L : Le lecteur suit Jeanne dans son épopée sexuelle outrancière. La narration ne propose aucun jugement, aucune explication au comportement de l’héroïne. Comment comprendre cette absence de définition ? Y a-t-il un propos féministe ?

N.L. : J’ai déjà un peu abordé les raisons de ce silence plus haut : il s’agissait de ne pas courir le risque de voir la sexualité de Jeanne transformée en symptôme, en expression d’autre chose. Quant à savoir s’il y a là un quelque chose de féministe, certainement. Mon livre n’est pas une revendication, je ne porte pas de théorie, je n’essaye pas prouver quoi que ce soit. Simplement, je raconte la vie sexuelle d’une femme sans lui demander de la justifier. Or dans la vie courante, ces demandes de justification sont encore trop pressantes. Il semble qu’on considère encore qu’il y a quelque chose comme « une sexualité féminine » et une femme qui ne correspond pas à la définition de cette sexualité (plus tendre, associée aux sentiments, etc.) est priée de se justifier. Quand demande-t-on à un homme de justifier une sexualité consommatrice ? Une femme qui multiplie les rapports est soupçonnée ou qualifiée de nymphomanie. Or la nymphomanie n’est pas un mot neutre : c’est une pathologie, c’est le diagnostique d’un dérèglement physique ou psychologique qui doit être soigné. Dire qu’une femme est nymphomane ce n’est pas dire qu’elle aime le sexe ou qu’elle le pratique à grande fréquence. C’est dire qu’elle est malade et que son comportement sexuel n’est pas choisi mais causé par sa maladie. C’est d’une violence rare et inadmissible.
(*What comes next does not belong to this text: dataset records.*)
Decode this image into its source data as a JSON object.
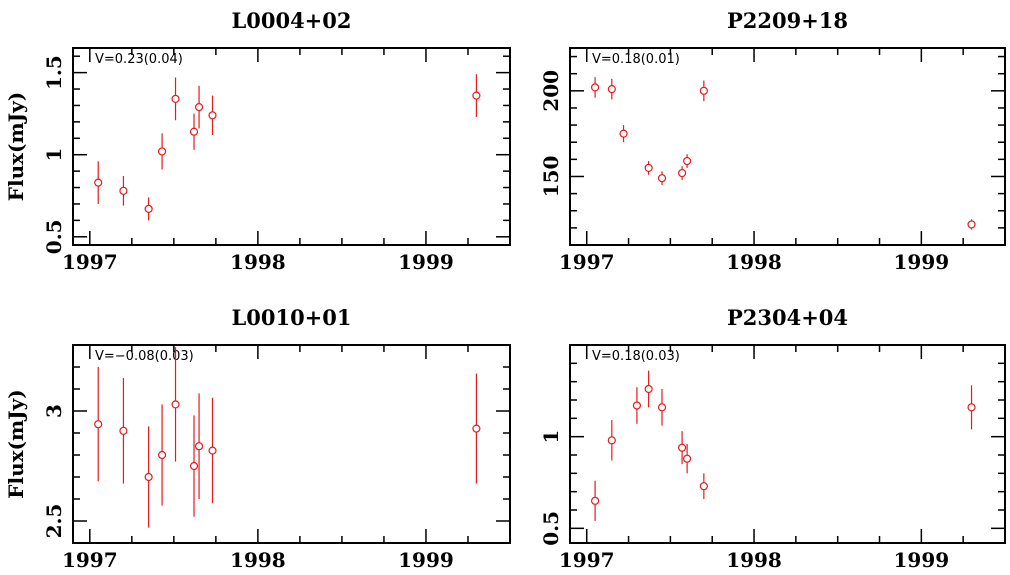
{
  "colors": {
    "data": "#e41a1c",
    "axis": "#000000"
  },
  "chart_data": [
    {
      "type": "scatter",
      "title": "L0004+02",
      "ylabel": "Flux(mJy)",
      "annotation": "V=0.23(0.04)",
      "xlim": [
        1996.9,
        1999.5
      ],
      "ylim": [
        0.45,
        1.65
      ],
      "xticks": [
        1997,
        1998,
        1999
      ],
      "xtick_labels": [
        "1997",
        "1998",
        "1999"
      ],
      "yticks": [
        0.5,
        1,
        1.5
      ],
      "ytick_labels": [
        "0.5",
        "1",
        "1.5"
      ],
      "y_minor": [
        0.6,
        0.7,
        0.8,
        0.9,
        1.1,
        1.2,
        1.3,
        1.4,
        1.6
      ],
      "points": [
        {
          "x": 1997.05,
          "y": 0.83,
          "err": 0.13
        },
        {
          "x": 1997.2,
          "y": 0.78,
          "err": 0.09
        },
        {
          "x": 1997.35,
          "y": 0.67,
          "err": 0.07
        },
        {
          "x": 1997.43,
          "y": 1.02,
          "err": 0.11
        },
        {
          "x": 1997.51,
          "y": 1.34,
          "err": 0.13
        },
        {
          "x": 1997.62,
          "y": 1.14,
          "err": 0.11
        },
        {
          "x": 1997.65,
          "y": 1.29,
          "err": 0.13
        },
        {
          "x": 1997.73,
          "y": 1.24,
          "err": 0.12
        },
        {
          "x": 1999.3,
          "y": 1.36,
          "err": 0.13
        }
      ]
    },
    {
      "type": "scatter",
      "title": "P2209+18",
      "ylabel": "",
      "annotation": "V=0.18(0.01)",
      "xlim": [
        1996.9,
        1999.5
      ],
      "ylim": [
        110,
        225
      ],
      "xticks": [
        1997,
        1998,
        1999
      ],
      "xtick_labels": [
        "1997",
        "1998",
        "1999"
      ],
      "yticks": [
        150,
        200
      ],
      "ytick_labels": [
        "150",
        "200"
      ],
      "y_minor": [
        110,
        120,
        130,
        140,
        160,
        170,
        180,
        190,
        210,
        220
      ],
      "points": [
        {
          "x": 1997.05,
          "y": 202,
          "err": 6
        },
        {
          "x": 1997.15,
          "y": 201,
          "err": 6
        },
        {
          "x": 1997.22,
          "y": 175,
          "err": 5
        },
        {
          "x": 1997.37,
          "y": 155,
          "err": 4
        },
        {
          "x": 1997.45,
          "y": 149,
          "err": 4
        },
        {
          "x": 1997.57,
          "y": 152,
          "err": 4
        },
        {
          "x": 1997.6,
          "y": 159,
          "err": 4
        },
        {
          "x": 1997.7,
          "y": 200,
          "err": 6
        },
        {
          "x": 1999.3,
          "y": 122,
          "err": 3
        }
      ]
    },
    {
      "type": "scatter",
      "title": "L0010+01",
      "ylabel": "Flux(mJy)",
      "annotation": "V=−0.08(0.03)",
      "xlim": [
        1996.9,
        1999.5
      ],
      "ylim": [
        2.4,
        3.3
      ],
      "xticks": [
        1997,
        1998,
        1999
      ],
      "xtick_labels": [
        "1997",
        "1998",
        "1999"
      ],
      "yticks": [
        2.5,
        3
      ],
      "ytick_labels": [
        "2.5",
        "3"
      ],
      "y_minor": [
        2.6,
        2.7,
        2.8,
        2.9,
        3.1,
        3.2
      ],
      "points": [
        {
          "x": 1997.05,
          "y": 2.94,
          "err": 0.26
        },
        {
          "x": 1997.2,
          "y": 2.91,
          "err": 0.24
        },
        {
          "x": 1997.35,
          "y": 2.7,
          "err": 0.23
        },
        {
          "x": 1997.43,
          "y": 2.8,
          "err": 0.23
        },
        {
          "x": 1997.51,
          "y": 3.03,
          "err": 0.26
        },
        {
          "x": 1997.62,
          "y": 2.75,
          "err": 0.23
        },
        {
          "x": 1997.65,
          "y": 2.84,
          "err": 0.24
        },
        {
          "x": 1997.73,
          "y": 2.82,
          "err": 0.24
        },
        {
          "x": 1999.3,
          "y": 2.92,
          "err": 0.25
        }
      ]
    },
    {
      "type": "scatter",
      "title": "P2304+04",
      "ylabel": "",
      "annotation": "V=0.18(0.03)",
      "xlim": [
        1996.9,
        1999.5
      ],
      "ylim": [
        0.42,
        1.5
      ],
      "xticks": [
        1997,
        1998,
        1999
      ],
      "xtick_labels": [
        "1997",
        "1998",
        "1999"
      ],
      "yticks": [
        0.5,
        1
      ],
      "ytick_labels": [
        "0.5",
        "1"
      ],
      "y_minor": [
        0.6,
        0.7,
        0.8,
        0.9,
        1.1,
        1.2,
        1.3,
        1.4
      ],
      "points": [
        {
          "x": 1997.05,
          "y": 0.65,
          "err": 0.11
        },
        {
          "x": 1997.15,
          "y": 0.98,
          "err": 0.11
        },
        {
          "x": 1997.3,
          "y": 1.17,
          "err": 0.1
        },
        {
          "x": 1997.37,
          "y": 1.26,
          "err": 0.1
        },
        {
          "x": 1997.45,
          "y": 1.16,
          "err": 0.1
        },
        {
          "x": 1997.57,
          "y": 0.94,
          "err": 0.09
        },
        {
          "x": 1997.6,
          "y": 0.88,
          "err": 0.08
        },
        {
          "x": 1997.7,
          "y": 0.73,
          "err": 0.07
        },
        {
          "x": 1999.3,
          "y": 1.16,
          "err": 0.12
        }
      ]
    }
  ]
}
Et puis il y a autre chose que je cherche à travailler dans l’absence non pas de définition, mais de description du corps de mon personnage. Je voulais écrire un texte qui parle de la sexualité hétérosexuelle mais où le corps féminin ne serait pas le corps qu’on regarde. Ce sont des corps masculins qui sont donnés à voir – et plus précisément des sexes masculins. Ce sont des corps d’hommes qui sont fragmentés là où c’est généralement le corps de la femme qui, réduit à une fesse, des seins, une bouche, est donné à voir et doit susciter le désir. Dans Mise en pièces, j’ai voulu renverser le regard.

 

L : Mise en pièces n’est pas sans évoquer les écrits du Marquis de Sade, vous en êtes-vous inspirée ?

Vraiment pas du tout. Je ne crois pas qu’une quelconque relation puisse être établie. Ni dans les intentions — il y a chez Sade une vocation masturbatoire que je n’ai pas du tout abordée —, ni dans ce qui est donné à voir — Sade joue des extrêmes tandis que dans Mise en pièces, la sexualité se cantonne presque au sexe : elle est réduite à son objet, quand Sade propose une sorte d’inventaire des pratiques possibles en jouant d’une surenchère perpétuelle.

 

L : Quel sentiment souhaiteriez-vous susciter chez la lectrice ? Et le lecteur ?

Je n’oserais être directive à ce point ! Je vous proposerais plutôt une formulation négative, car je suis bien plus consciente de ce que j’espère ne pas susciter : l’indignation ou le jugement. C’est pour cela qu’un mot comme sulfureux me gêne. Il laisse accroire que l’objectif était de faire trembler dans les chaumières et de choquer le lecteur innocent. Ça n’a jamais été mon but au contraire. Sinon il aurait fallut une écriture autre, un principe autre, etc. Non je souhaitais parler de sexe de manière frontale sans pour autant être condamnée au souffre. Le lecteur qui ouvrira ce livre pour être choqué sera déçu.